Sarah en veut ainsi terriblement au Consistoire, qui lui avait à l’époque donné le nom de Gabriel Assouline, et affirme que son père, sans toutefois entrer dans les détails, avait appelé l’instance pour s’en plaindre. Dix ans plus tard, elle assure avoir rappelé, en apprenant qu’il officiait toujours.
Elle affirme enfin que, lors d’une réunion de victimes en 2017, l’un des rabbins présents avait concédé avoir reçu dans le passé des confidences d’une femme. « Très religieuse, elle n’avait pas voulu saisir la justice, explique Sarah.
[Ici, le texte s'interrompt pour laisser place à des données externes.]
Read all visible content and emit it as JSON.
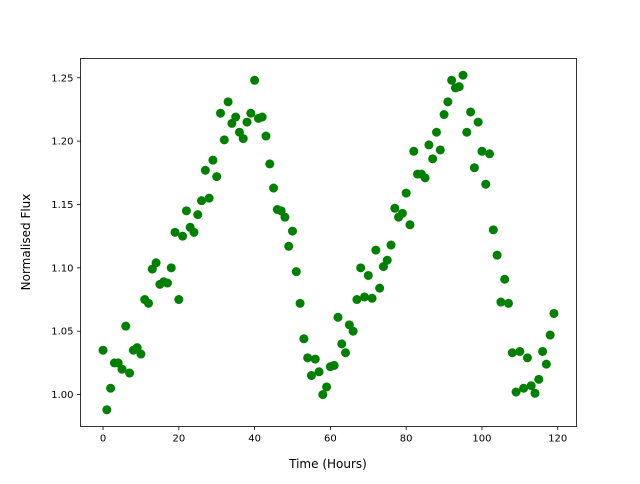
{
  "chart_data": {
    "type": "scatter",
    "title": "",
    "xlabel": "Time (Hours)",
    "ylabel": "Normalised Flux",
    "xlim": [
      -5.95,
      124.95
    ],
    "ylim": [
      0.9748,
      1.2652
    ],
    "xticks": [
      0,
      20,
      40,
      60,
      80,
      100,
      120
    ],
    "xtick_labels": [
      "0",
      "20",
      "40",
      "60",
      "80",
      "100",
      "120"
    ],
    "yticks": [
      1.0,
      1.05,
      1.1,
      1.15,
      1.2,
      1.25
    ],
    "ytick_labels": [
      "1.00",
      "1.05",
      "1.10",
      "1.15",
      "1.20",
      "1.25"
    ],
    "grid": false,
    "marker_color": "#008000",
    "x": [
      0,
      1,
      2,
      3,
      4,
      5,
      6,
      7,
      8,
      9,
      10,
      11,
      12,
      13,
      14,
      15,
      16,
      17,
      18,
      19,
      20,
      21,
      22,
      23,
      24,
      25,
      26,
      27,
      28,
      29,
      30,
      31,
      32,
      33,
      34,
      35,
      36,
      37,
      38,
      39,
      40,
      41,
      42,
      43,
      44,
      45,
      46,
      47,
      48,
      49,
      50,
      51,
      52,
      53,
      54,
      55,
      56,
      57,
      58,
      59,
      60,
      61,
      62,
      63,
      64,
      65,
      66,
      67,
      68,
      69,
      70,
      71,
      72,
      73,
      74,
      75,
      76,
      77,
      78,
      79,
      80,
      81,
      82,
      83,
      84,
      85,
      86,
      87,
      88,
      89,
      90,
      91,
      92,
      93,
      94,
      95,
      96,
      97,
      98,
      99,
      100,
      101,
      102,
      103,
      104,
      105,
      106,
      107,
      108,
      109,
      110,
      111,
      112,
      113,
      114,
      115,
      116,
      117,
      118,
      119
    ],
    "y": [
      1.035,
      0.988,
      1.005,
      1.025,
      1.025,
      1.02,
      1.054,
      1.017,
      1.035,
      1.037,
      1.032,
      1.075,
      1.072,
      1.099,
      1.104,
      1.087,
      1.089,
      1.088,
      1.1,
      1.128,
      1.075,
      1.125,
      1.145,
      1.132,
      1.128,
      1.142,
      1.153,
      1.177,
      1.155,
      1.185,
      1.172,
      1.222,
      1.201,
      1.231,
      1.214,
      1.219,
      1.207,
      1.202,
      1.215,
      1.222,
      1.248,
      1.218,
      1.219,
      1.204,
      1.182,
      1.163,
      1.146,
      1.145,
      1.14,
      1.117,
      1.129,
      1.097,
      1.072,
      1.044,
      1.029,
      1.015,
      1.028,
      1.018,
      1.0,
      1.006,
      1.022,
      1.023,
      1.061,
      1.04,
      1.033,
      1.055,
      1.05,
      1.075,
      1.1,
      1.077,
      1.094,
      1.076,
      1.114,
      1.084,
      1.101,
      1.106,
      1.118,
      1.147,
      1.14,
      1.143,
      1.159,
      1.134,
      1.192,
      1.174,
      1.174,
      1.171,
      1.197,
      1.186,
      1.207,
      1.193,
      1.221,
      1.231,
      1.248,
      1.242,
      1.243,
      1.252,
      1.207,
      1.223,
      1.179,
      1.215,
      1.192,
      1.166,
      1.19,
      1.13,
      1.11,
      1.073,
      1.091,
      1.072,
      1.033,
      1.002,
      1.034,
      1.005,
      1.029,
      1.007,
      1.001,
      1.012,
      1.034,
      1.024,
      1.047,
      1.064
    ]
  }
}
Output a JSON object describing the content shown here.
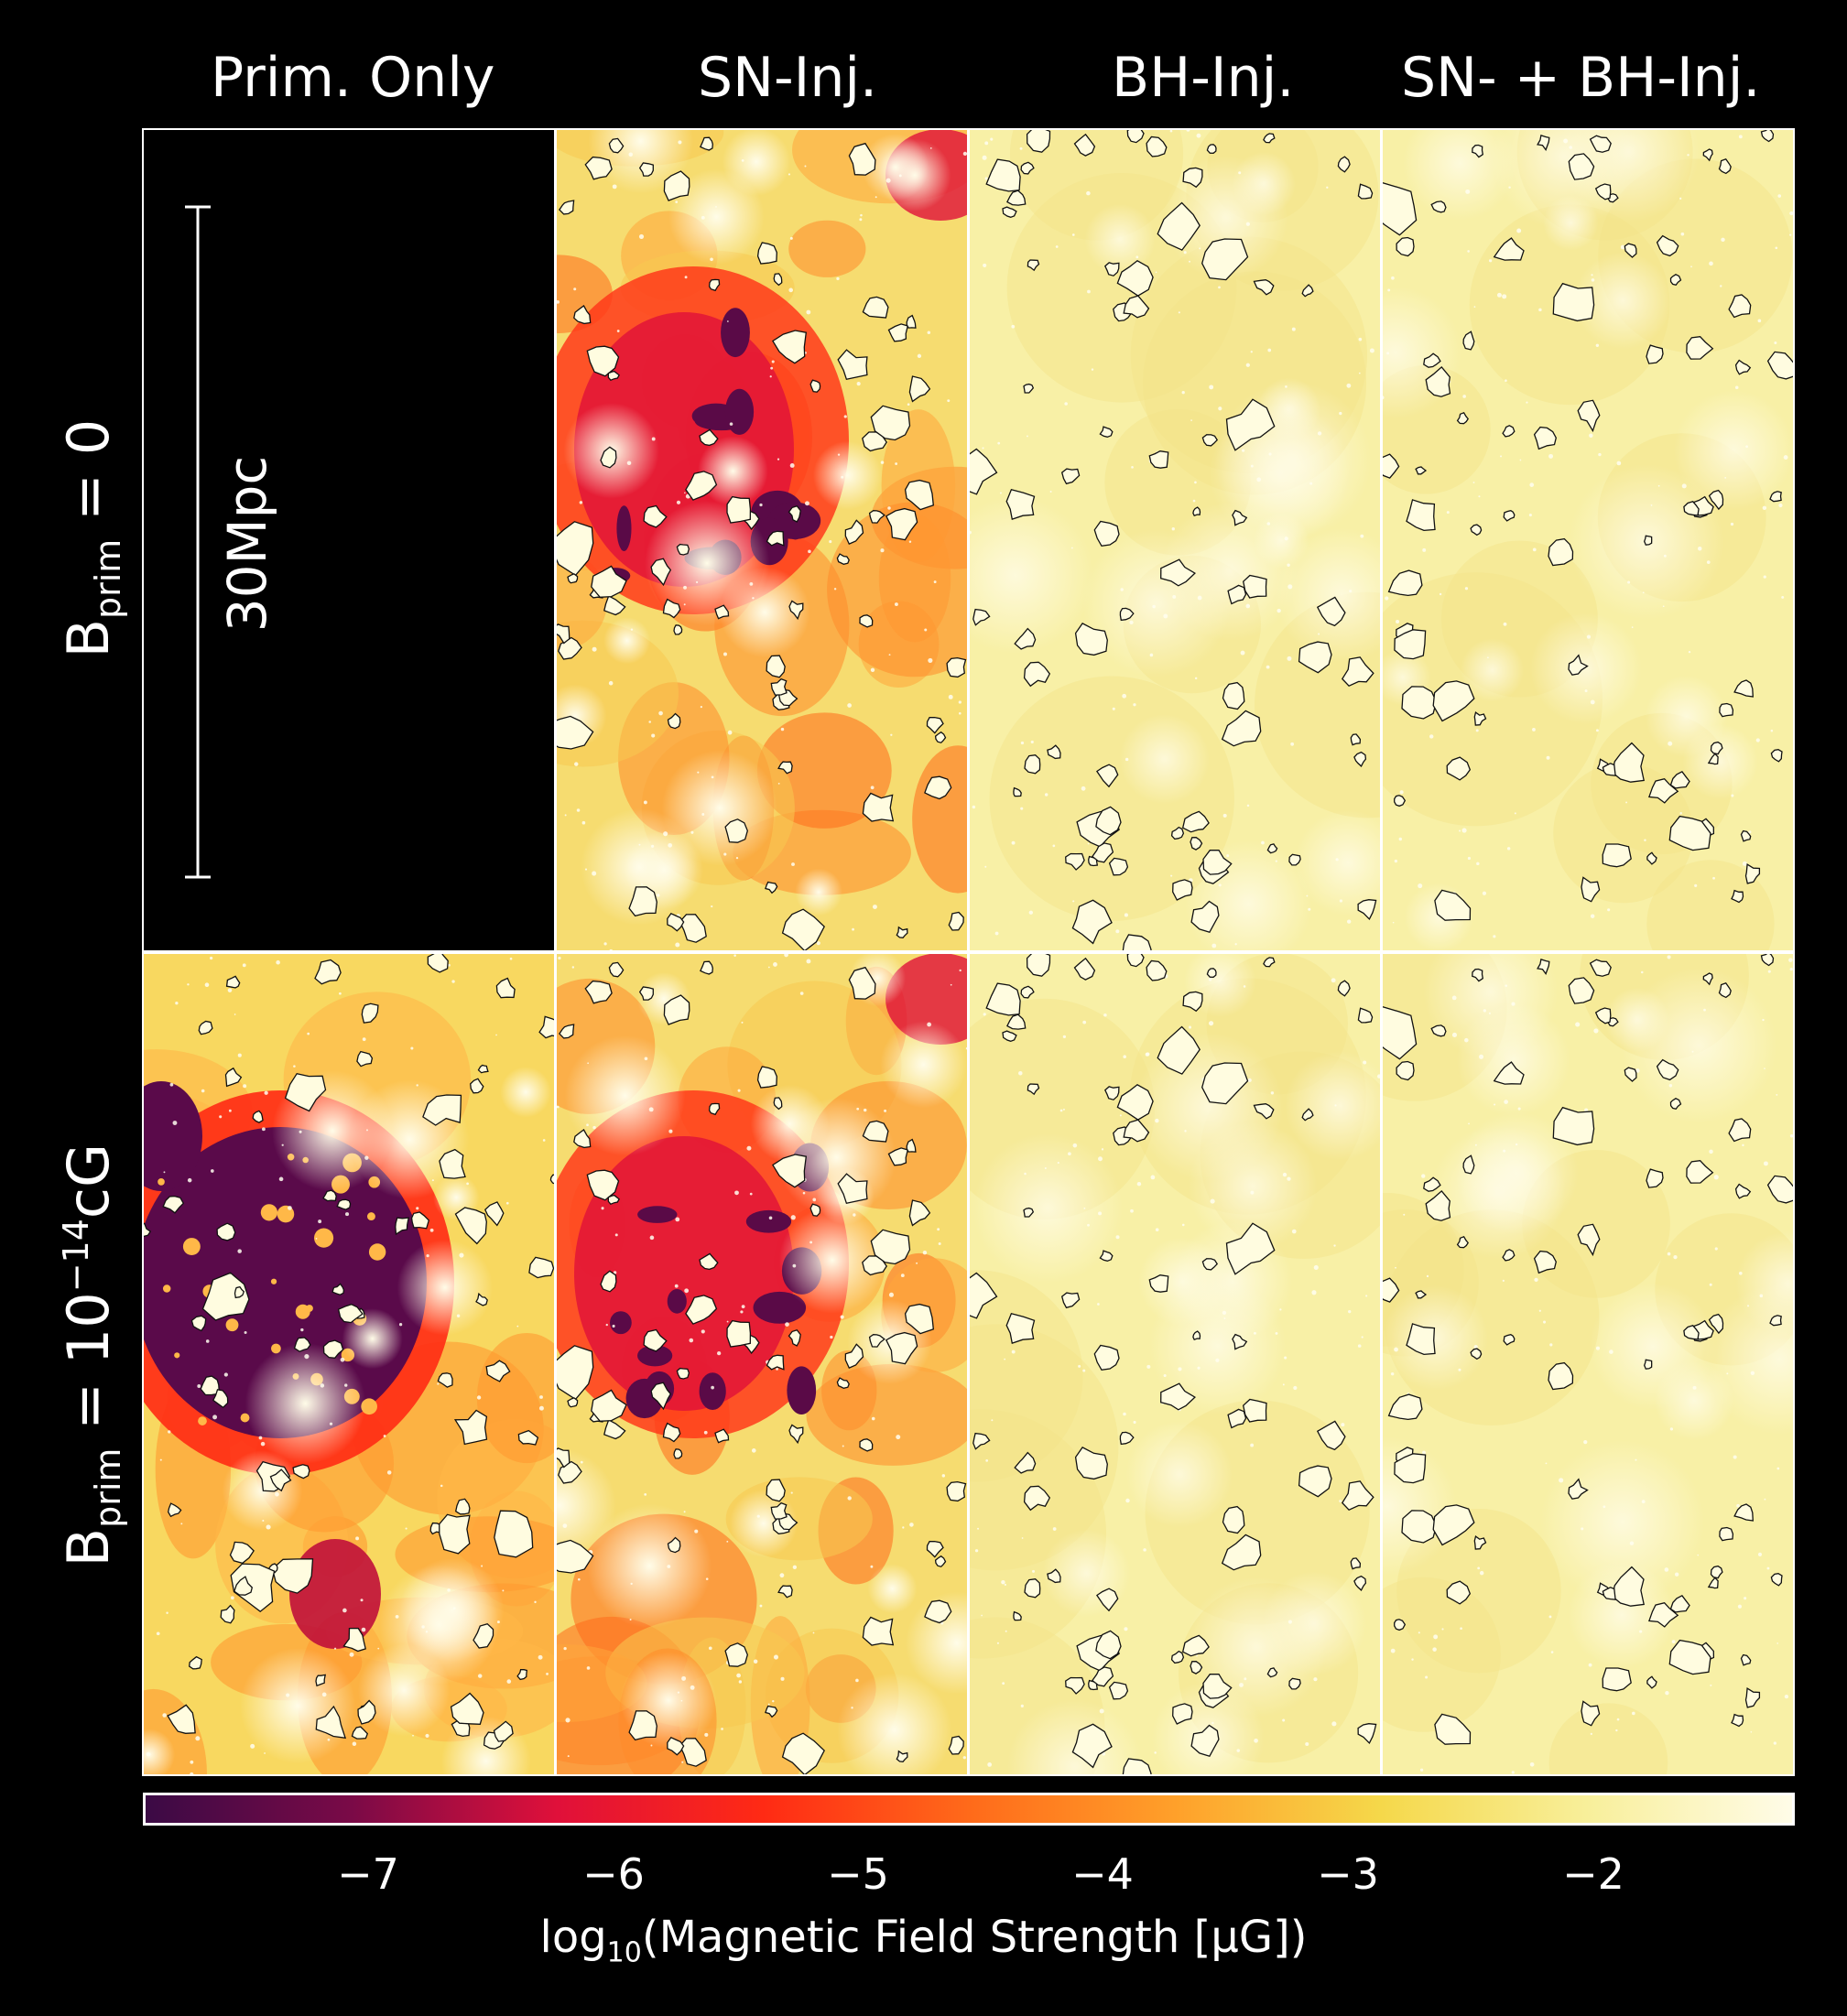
{
  "columns": [
    {
      "title": "Prim. Only"
    },
    {
      "title": "SN-Inj."
    },
    {
      "title": "BH-Inj."
    },
    {
      "title": "SN- + BH-Inj."
    }
  ],
  "rows": [
    {
      "label_main": "B",
      "label_sub": "prim",
      "label_rest": " = 0",
      "label_sup": ""
    },
    {
      "label_main": "B",
      "label_sub": "prim",
      "label_rest": " = 10",
      "label_sup": "−14",
      "label_unit": "cG"
    }
  ],
  "scale_bar": {
    "label": "30Mpc"
  },
  "colorbar": {
    "ticks": [
      "−7",
      "−6",
      "−5",
      "−4",
      "−3",
      "−2"
    ],
    "tick_values": [
      -7,
      -6,
      -5,
      -4,
      -3,
      -2
    ],
    "range": [
      -7.9,
      -1.3
    ],
    "label_prefix": "log",
    "label_sub": "10",
    "label_rest": "(Magnetic Field Strength [μG])",
    "colors": [
      "#3b0a45",
      "#7a0a47",
      "#e0103a",
      "#ff2a14",
      "#ff6a1a",
      "#ffa02a",
      "#f5d84a",
      "#f8ef9a",
      "#fffce8"
    ]
  },
  "panels": [
    {
      "row": 0,
      "col": 0,
      "empty": true
    },
    {
      "row": 0,
      "col": 1,
      "style": "sn"
    },
    {
      "row": 0,
      "col": 2,
      "style": "bh"
    },
    {
      "row": 0,
      "col": 3,
      "style": "bh"
    },
    {
      "row": 1,
      "col": 0,
      "style": "prim"
    },
    {
      "row": 1,
      "col": 1,
      "style": "sn"
    },
    {
      "row": 1,
      "col": 2,
      "style": "bh"
    },
    {
      "row": 1,
      "col": 3,
      "style": "bh"
    }
  ]
}
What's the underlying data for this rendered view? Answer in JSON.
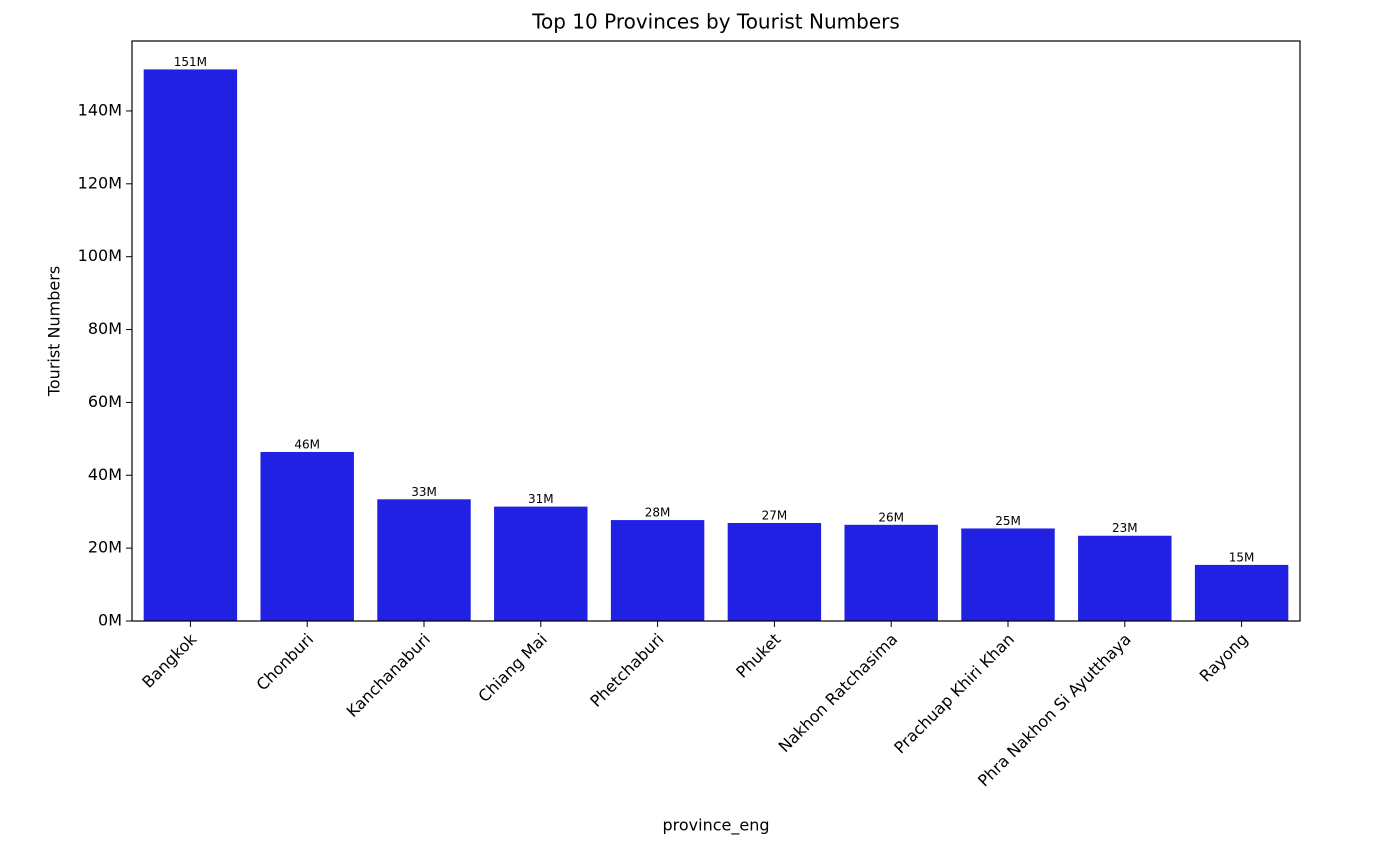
{
  "chart_data": {
    "type": "bar",
    "title": "Top 10 Provinces by Tourist Numbers",
    "x_label": "province_eng",
    "y_label": "Tourist Numbers",
    "categories": [
      "Bangkok",
      "Chonburi",
      "Kanchanaburi",
      "Chiang Mai",
      "Phetchaburi",
      "Phuket",
      "Nakhon Ratchasima",
      "Prachuap Khiri Khan",
      "Phra Nakhon Si Ayutthaya",
      "Rayong"
    ],
    "values": [
      151400000,
      46400000,
      33400000,
      31400000,
      27700000,
      26900000,
      26400000,
      25400000,
      23400000,
      15400000
    ],
    "value_labels": [
      "151M",
      "46M",
      "33M",
      "31M",
      "28M",
      "27M",
      "26M",
      "25M",
      "23M",
      "15M"
    ],
    "color": "#2121e3",
    "ylim": [
      0,
      159200000
    ],
    "yticks": [
      {
        "value": 0,
        "label": "0M"
      },
      {
        "value": 20000000,
        "label": "20M"
      },
      {
        "value": 40000000,
        "label": "40M"
      },
      {
        "value": 60000000,
        "label": "60M"
      },
      {
        "value": 80000000,
        "label": "80M"
      },
      {
        "value": 100000000,
        "label": "100M"
      },
      {
        "value": 120000000,
        "label": "120M"
      },
      {
        "value": 140000000,
        "label": "140M"
      }
    ],
    "grid": false
  }
}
Or ce même rabbin a continué de conseiller ce mohel à des familles ! » s’étrangle-t-elle.
« Le Consistoire n’a nullement autorité sur les mohalim (le pluriel de mohel)qui sont indépendants, précise Elie Korchia. Son nom circulait principalement par le bouche à oreille. C’est en 2017, une fois que ces femmes ont eu le courage de dénoncer les faits auprès de la police, que les langues se sont déliées. Mais aucune plainte pénale n’avait été déposée auparavant », regrette-t-il.
Depuis, sous l’impulsion du Consistoire, une association de mohalim a été créée pour tenter d’encadrer cette pratique. Gabriel Assouline encourt jusqu’à quinze ans de prison. Le verdict est attendu le lundi 5 juin.